Lou and I returned home from Dallas after an incredible fundraiser late last night. We had a wonderful weekend, we met some extraordinary people with bigger hearts than you can imagine, and we came home feeling inspired. Then today happened, and it feels like the high from the pleasant balloon ride we enjoyed over the weekend didn't just pop - it burst into flames. Everything is okay with the Campbell's but there has been a lot of bad news in general that leaves me in a funk tonight.
Months ago, soon after Ty passed away, I posted this now famous video of Zach Sobiech singing his original song, Clouds. I fell head over heels in love with him and his family, instantly. In his video you could watch his mom beam with pride as she whispers along and I felt like we were the same person. Living in parallel. Such love, pride, fear and sadness over the loss/pending loss of our sons. God, there is a spot on the video at 2:56 where his mom mouths the words "it won't be long now" and you can see, just for a millisecond, the most raw and gut-wrenching fear and acceptance in her eyes. I wish we could embrace in hysterics and just cry together for our boys. She has no idea who I am, but I am her and she is me.
It's almost impossible to bear and watching his video always brings tears to my eyes, yet his song also gives me a little bounce in my step and has me singing "up.. up... up... " all day long while thinking and smiling over memories of Ty. What he did was astounding, so very mature, and I am so glad that it is getting so much attention. A number of celebrities including Anna Farris, Jason Mraz, Phillip Phillips and more even posted a tribute video to him in March. You can read about it here on people.com and download the video. Finally, some beautiful, much needed attention for childhood cancer victims.
Zach died today. He was only 18 years old and fought osteosarcoma since 2009. They are calling it a "rare" cancer, but the majority of childhood cancers, when singled out, are rare. Cancer among children, however, is not rare. And there is no known reason or cause. And it can happen to any child at any time and there needs to be better treatment options. I want to scream!! When I first met Zach (virtually) I knew his disease was terminal, but I always held onto hope and I always will for all of these kids. So today is a day of defeat.
Today I also received news of my friend's mom who died of breast cancer in the morning. My dear friend's father died of brain cancer on Thursday. My phone just buzzed with a news flash that the death toll in Oklahoma is at 37 and expected to rise. Today is just not a happy day. I poured a big old glass of wine and I'm sitting here and drawing a complete blank. I am at a loss for words when usually this is my outlet.
So, instead, I will steal the words from another beautiful cancer mom - Mighty Mikey's mom. She just said, "Living through Sandy, seeing what it has done to our homes and neighborhood and how Rockaway has fought back and showed our hearts and strength.... that's what I'm wishing for Oklahoma... There is always something to be grateful for!" Praying so hard!
Only someone who has been to hell and back can see such sunshine through the clouds. To Chrissie and all cancer moms who truly know what the depths of hell feels like, you are all so brave, so beautiful, so strong and so inspirational. I am proud to be among you all.
So on this unhappy day, I did something that made me feel really good. With Gavin's help (sort-of) we grew morning glory seedlings - blue flowers in honor of Ty. When I returned from the weekend away I noticed that they had sprouted and were each more than 3 inches tall! I went outside on this sunny afternoon with Gavin and I lined our fence with Ty's flowers. I also planted some sunflower seeds where Ty's tulips are dying off. I need something sunny and bright in that same spot all summer long. The anticipation for those tulips was grueling because I had such memories of planting them with my Ty... they were beautiful... and now I will anxiously await the arrival of his sunflower substitutes. Because I know he would have loved them.

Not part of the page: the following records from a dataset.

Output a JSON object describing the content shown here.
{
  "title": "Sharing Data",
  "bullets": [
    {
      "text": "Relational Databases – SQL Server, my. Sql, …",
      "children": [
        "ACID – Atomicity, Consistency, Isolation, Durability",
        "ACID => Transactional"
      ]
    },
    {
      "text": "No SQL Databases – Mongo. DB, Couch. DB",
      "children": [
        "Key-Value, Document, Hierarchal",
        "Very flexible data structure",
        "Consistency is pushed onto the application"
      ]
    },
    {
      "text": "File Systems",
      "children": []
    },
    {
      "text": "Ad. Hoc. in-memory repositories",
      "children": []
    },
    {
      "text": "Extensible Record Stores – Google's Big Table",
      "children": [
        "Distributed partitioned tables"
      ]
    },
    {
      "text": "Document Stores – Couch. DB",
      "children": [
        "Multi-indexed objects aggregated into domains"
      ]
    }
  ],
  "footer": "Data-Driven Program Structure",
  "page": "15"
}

The foundation is going strong. I have so many ideas for September and so many upcoming announcements. I can't wait for our giant Muddy Puddles Mess Fest on August 10th! Our segment on The Doctor's is expected to run in June, and I will encourage everyone to participate in the project at that time (we are currently working through the final glitches on the website before our big roll-out).
I am still decompressing from all the excitement over our incredible Dallas fundraiser Friday night. I have photos to share and huge, huge thanks to our friends Kathleen and Rocky for making it all possible. I flew home with a photo album from the event (what a treat!) but I don't have the photos as digital files yet - I need to scan them - so I hope to post them over the next day or so. As I mentioned briefly, Lou and I feel so blessed for the opportunity to meet such kind and loving people, and to share Ty with them all. We absolutely love Texas and promise to be back soon!
In case you haven't seen on Twitter or FB - this photo of Ty is just too cute not to share again. Thanks to Emilio and his friends for his photoshop skills!! We love Captain America and pray that our friend Chris Evans will continue to advocate for all kids like Ty :) Cancer kids are the real super heroes.